Дон Иван - [2]

Шрифт
Интервал

Объявление

Вылет задержали на три часа, так что в Москву вместо пяти утра я добрался в восемь с минутами. Самолет был заполнен, дай бог, на треть. Оба кресла рядом со мной пустовали. Как только погасло табло «Пристегните ремни», я затребовал плед, скинул обувь и устроился поудобнее, намереваясь скорее заснуть, но в итоге не спал и секунды. Сначала нас от души потрясло, потом принесли скудный ужин, потом где-то сзади надсадно орал то ли демон, то ли ребенок, а едва он умолк, нас опять затрясло и трясло половину пути. Внутри у меня будто орудовал миксер. Сердце барахталось, словно мошонка на электрическом стуле. Я пялился тупо на лысый затылок в переднем ряду и гадал, откуда он мне знаком. Затылок катался по подголовнику, трясся, но спал. Чхать хотел он на турбулентность. Я же ее запивал.

В дьюти-фри я запасся бурбоном, чтобы, попросив уложить в отдельный пакет, вскрыть его на борту и украдкой расправиться с тарой задолго до приземления.
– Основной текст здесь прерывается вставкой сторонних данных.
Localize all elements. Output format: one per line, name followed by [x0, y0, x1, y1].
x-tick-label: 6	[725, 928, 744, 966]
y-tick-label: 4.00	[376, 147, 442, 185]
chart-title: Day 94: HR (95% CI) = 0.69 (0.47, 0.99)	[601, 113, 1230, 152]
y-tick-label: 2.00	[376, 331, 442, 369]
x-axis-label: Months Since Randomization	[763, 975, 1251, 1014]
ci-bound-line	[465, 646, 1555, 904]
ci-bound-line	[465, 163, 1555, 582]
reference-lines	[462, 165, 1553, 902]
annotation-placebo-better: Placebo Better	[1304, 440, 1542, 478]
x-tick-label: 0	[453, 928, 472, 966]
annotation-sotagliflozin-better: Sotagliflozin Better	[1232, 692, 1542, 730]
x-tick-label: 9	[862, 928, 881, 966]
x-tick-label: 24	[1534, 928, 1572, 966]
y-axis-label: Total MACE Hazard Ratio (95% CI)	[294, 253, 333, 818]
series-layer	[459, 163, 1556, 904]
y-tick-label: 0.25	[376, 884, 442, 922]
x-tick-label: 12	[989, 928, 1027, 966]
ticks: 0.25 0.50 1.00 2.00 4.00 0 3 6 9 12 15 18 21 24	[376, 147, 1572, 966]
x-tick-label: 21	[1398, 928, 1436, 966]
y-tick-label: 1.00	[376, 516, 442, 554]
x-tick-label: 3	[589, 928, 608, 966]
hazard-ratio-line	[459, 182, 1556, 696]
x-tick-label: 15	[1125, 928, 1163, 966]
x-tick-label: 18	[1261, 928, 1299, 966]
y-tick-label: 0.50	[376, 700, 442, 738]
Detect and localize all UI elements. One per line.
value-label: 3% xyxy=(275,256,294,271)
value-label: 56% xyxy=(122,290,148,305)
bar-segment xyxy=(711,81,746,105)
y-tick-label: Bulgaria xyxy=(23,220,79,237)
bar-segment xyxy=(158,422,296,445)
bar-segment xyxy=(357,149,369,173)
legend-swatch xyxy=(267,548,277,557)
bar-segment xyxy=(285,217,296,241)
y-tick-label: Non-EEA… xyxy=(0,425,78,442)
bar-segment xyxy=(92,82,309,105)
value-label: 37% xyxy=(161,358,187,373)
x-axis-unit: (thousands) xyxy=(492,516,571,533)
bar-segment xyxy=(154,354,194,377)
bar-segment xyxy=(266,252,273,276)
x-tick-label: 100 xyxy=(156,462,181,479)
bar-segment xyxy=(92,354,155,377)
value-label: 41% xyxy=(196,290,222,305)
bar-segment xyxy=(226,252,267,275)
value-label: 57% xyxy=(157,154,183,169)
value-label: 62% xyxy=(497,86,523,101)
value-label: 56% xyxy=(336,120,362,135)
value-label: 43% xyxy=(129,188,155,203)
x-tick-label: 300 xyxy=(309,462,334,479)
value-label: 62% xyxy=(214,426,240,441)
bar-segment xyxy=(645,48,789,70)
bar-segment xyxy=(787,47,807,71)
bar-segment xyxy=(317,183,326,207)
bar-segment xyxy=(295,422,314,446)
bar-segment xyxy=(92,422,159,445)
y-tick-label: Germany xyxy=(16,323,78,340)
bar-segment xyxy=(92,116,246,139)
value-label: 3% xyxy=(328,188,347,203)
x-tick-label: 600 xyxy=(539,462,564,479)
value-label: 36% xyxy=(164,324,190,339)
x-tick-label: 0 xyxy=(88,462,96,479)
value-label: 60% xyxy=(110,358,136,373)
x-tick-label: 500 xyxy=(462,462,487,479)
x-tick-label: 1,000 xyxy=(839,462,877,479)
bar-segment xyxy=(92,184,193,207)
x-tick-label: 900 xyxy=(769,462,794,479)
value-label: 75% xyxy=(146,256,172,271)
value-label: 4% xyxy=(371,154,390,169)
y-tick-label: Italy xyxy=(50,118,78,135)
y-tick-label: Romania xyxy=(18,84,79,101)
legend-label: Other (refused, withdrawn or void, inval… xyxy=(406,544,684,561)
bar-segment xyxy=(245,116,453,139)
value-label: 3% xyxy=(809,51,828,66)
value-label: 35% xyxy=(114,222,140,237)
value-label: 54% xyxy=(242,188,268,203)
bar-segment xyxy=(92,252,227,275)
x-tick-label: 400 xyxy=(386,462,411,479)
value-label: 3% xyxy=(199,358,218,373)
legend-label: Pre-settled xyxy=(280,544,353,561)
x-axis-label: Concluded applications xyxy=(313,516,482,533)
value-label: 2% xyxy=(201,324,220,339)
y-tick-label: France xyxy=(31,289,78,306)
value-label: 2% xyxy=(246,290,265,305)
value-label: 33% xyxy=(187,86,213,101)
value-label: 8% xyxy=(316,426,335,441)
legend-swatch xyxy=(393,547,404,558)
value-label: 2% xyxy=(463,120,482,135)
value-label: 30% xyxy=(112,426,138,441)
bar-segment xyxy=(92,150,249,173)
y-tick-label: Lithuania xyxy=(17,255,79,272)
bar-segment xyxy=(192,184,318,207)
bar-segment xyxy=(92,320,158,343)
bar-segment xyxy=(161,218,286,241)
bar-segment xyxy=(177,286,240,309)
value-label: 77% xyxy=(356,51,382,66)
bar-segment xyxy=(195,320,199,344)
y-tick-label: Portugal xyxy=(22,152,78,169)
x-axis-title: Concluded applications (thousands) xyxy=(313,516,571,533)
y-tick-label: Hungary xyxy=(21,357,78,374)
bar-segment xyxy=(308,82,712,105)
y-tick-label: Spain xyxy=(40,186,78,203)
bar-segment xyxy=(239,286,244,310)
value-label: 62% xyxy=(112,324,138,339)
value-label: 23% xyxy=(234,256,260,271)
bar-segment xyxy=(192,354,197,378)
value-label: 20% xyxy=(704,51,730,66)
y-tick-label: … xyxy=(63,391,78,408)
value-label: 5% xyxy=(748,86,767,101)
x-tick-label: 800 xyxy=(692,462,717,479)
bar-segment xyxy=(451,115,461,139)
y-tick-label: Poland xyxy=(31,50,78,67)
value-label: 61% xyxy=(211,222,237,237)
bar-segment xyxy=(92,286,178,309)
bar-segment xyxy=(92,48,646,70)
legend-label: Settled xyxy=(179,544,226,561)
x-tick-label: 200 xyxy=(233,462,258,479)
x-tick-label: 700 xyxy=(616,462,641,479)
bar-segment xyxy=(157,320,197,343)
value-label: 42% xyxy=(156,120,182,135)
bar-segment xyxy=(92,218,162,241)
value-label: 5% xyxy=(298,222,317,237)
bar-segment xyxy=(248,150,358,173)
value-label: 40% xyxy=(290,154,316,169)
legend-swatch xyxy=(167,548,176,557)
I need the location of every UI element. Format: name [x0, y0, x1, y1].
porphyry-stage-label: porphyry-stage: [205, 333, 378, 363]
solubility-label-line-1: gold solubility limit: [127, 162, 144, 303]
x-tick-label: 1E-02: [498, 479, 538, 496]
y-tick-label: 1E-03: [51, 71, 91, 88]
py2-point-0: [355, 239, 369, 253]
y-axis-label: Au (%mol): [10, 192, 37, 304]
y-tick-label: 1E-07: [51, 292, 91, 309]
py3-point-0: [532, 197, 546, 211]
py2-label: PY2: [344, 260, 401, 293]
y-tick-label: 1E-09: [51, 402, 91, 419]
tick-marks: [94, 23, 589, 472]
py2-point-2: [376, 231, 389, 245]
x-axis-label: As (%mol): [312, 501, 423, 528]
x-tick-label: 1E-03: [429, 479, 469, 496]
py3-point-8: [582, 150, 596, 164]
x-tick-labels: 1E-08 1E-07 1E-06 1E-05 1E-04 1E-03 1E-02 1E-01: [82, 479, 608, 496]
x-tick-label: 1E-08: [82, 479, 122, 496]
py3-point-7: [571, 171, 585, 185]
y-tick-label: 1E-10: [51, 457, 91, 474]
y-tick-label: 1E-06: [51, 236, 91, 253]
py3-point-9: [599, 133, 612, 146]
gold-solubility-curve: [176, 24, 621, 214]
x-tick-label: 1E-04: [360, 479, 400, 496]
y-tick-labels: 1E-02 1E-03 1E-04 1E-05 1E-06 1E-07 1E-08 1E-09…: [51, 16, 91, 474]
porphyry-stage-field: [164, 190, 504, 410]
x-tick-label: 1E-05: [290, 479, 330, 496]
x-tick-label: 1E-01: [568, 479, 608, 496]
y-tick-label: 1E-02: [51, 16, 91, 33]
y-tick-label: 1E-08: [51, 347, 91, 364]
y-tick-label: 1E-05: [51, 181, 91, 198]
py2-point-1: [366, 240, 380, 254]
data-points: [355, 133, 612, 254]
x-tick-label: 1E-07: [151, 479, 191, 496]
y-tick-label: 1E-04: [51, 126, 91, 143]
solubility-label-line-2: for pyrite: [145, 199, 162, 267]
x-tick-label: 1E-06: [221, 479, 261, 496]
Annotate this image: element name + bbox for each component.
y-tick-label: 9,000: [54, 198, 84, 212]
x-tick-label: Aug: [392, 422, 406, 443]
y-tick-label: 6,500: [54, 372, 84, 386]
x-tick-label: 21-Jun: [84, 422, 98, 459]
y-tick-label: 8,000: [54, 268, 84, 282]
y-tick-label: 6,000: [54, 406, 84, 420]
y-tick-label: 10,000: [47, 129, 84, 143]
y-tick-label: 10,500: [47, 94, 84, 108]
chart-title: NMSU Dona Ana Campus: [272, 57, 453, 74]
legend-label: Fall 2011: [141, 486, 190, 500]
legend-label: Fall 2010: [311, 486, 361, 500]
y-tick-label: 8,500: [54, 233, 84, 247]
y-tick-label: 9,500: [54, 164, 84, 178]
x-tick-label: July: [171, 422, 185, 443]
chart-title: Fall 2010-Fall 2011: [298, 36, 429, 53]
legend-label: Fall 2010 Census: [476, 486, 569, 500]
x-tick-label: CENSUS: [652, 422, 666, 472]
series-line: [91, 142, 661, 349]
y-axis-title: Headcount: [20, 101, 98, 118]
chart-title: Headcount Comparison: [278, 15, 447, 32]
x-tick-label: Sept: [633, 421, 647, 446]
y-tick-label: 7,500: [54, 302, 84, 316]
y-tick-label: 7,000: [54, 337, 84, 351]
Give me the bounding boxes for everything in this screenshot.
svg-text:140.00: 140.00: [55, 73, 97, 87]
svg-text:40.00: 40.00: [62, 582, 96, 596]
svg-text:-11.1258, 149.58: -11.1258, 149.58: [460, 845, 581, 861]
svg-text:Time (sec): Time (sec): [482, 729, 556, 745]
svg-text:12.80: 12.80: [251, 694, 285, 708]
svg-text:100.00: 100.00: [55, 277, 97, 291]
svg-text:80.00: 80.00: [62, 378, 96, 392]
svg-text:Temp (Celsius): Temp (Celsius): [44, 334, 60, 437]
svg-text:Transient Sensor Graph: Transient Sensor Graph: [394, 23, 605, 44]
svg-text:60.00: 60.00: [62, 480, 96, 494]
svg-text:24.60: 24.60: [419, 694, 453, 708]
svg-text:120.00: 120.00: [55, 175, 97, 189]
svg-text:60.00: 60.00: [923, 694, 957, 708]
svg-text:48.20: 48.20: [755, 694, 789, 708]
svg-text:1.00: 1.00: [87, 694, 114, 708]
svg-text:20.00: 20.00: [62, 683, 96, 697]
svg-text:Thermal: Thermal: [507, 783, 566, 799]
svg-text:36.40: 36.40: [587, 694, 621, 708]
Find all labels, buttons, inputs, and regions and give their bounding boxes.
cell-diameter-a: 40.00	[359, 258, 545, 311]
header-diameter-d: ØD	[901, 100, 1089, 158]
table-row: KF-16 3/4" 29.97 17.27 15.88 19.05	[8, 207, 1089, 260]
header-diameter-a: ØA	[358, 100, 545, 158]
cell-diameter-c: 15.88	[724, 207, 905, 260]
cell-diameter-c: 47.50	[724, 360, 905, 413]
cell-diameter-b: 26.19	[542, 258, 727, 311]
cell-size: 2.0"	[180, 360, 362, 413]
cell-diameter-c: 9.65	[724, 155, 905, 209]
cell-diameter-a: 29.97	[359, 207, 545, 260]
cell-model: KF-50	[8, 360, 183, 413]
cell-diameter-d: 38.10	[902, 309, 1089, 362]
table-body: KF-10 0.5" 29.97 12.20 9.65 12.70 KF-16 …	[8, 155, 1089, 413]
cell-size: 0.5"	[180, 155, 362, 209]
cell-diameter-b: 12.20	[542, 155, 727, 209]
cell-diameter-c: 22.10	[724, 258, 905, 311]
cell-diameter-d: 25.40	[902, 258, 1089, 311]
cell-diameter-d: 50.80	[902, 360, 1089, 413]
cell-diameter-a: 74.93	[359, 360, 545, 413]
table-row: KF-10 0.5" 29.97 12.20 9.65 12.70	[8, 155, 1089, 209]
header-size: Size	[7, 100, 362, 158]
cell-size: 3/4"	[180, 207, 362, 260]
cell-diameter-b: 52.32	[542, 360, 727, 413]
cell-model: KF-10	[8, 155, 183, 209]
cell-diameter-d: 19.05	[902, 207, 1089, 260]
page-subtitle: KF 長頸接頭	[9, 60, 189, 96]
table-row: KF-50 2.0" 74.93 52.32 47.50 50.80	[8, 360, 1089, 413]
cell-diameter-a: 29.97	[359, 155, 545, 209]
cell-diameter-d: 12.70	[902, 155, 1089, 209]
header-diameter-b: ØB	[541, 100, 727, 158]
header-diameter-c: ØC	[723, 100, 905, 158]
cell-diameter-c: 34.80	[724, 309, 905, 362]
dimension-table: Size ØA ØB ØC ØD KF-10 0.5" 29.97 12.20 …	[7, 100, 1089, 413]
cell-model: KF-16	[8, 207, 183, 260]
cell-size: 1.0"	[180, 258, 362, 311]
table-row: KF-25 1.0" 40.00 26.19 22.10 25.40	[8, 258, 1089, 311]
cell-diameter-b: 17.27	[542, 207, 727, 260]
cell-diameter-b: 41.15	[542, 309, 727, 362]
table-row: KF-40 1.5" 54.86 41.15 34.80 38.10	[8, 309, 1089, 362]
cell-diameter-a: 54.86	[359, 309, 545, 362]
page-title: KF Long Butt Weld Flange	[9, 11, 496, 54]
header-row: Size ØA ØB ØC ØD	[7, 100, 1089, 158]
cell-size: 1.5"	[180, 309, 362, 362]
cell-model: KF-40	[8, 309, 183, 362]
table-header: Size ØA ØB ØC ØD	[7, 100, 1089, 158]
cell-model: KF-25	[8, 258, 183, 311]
Сделал я это в два счета: раз – когда пролетали над Барселоной, два – когда чесанули крылом по маковке Альп, после чего слухи о малых размерах Европы показались мне трепом.

На спиртное желудок огрызнулся изжогой, досаждавшей мне больше, чем намеки на кару небесную разгневанного Создателя. Разошелся Старик не на шутку: аэробус болтало, точно рубаху на сильном ветру. Завернувшись в плед с головой, я укутал себя темнотой, но добился того лишь, что стал задыхаться. Спать хотелось ужасно – как бывает, когда почти сутки сидишь за рулем. Или после наркоза. Или когда оглушило бедой.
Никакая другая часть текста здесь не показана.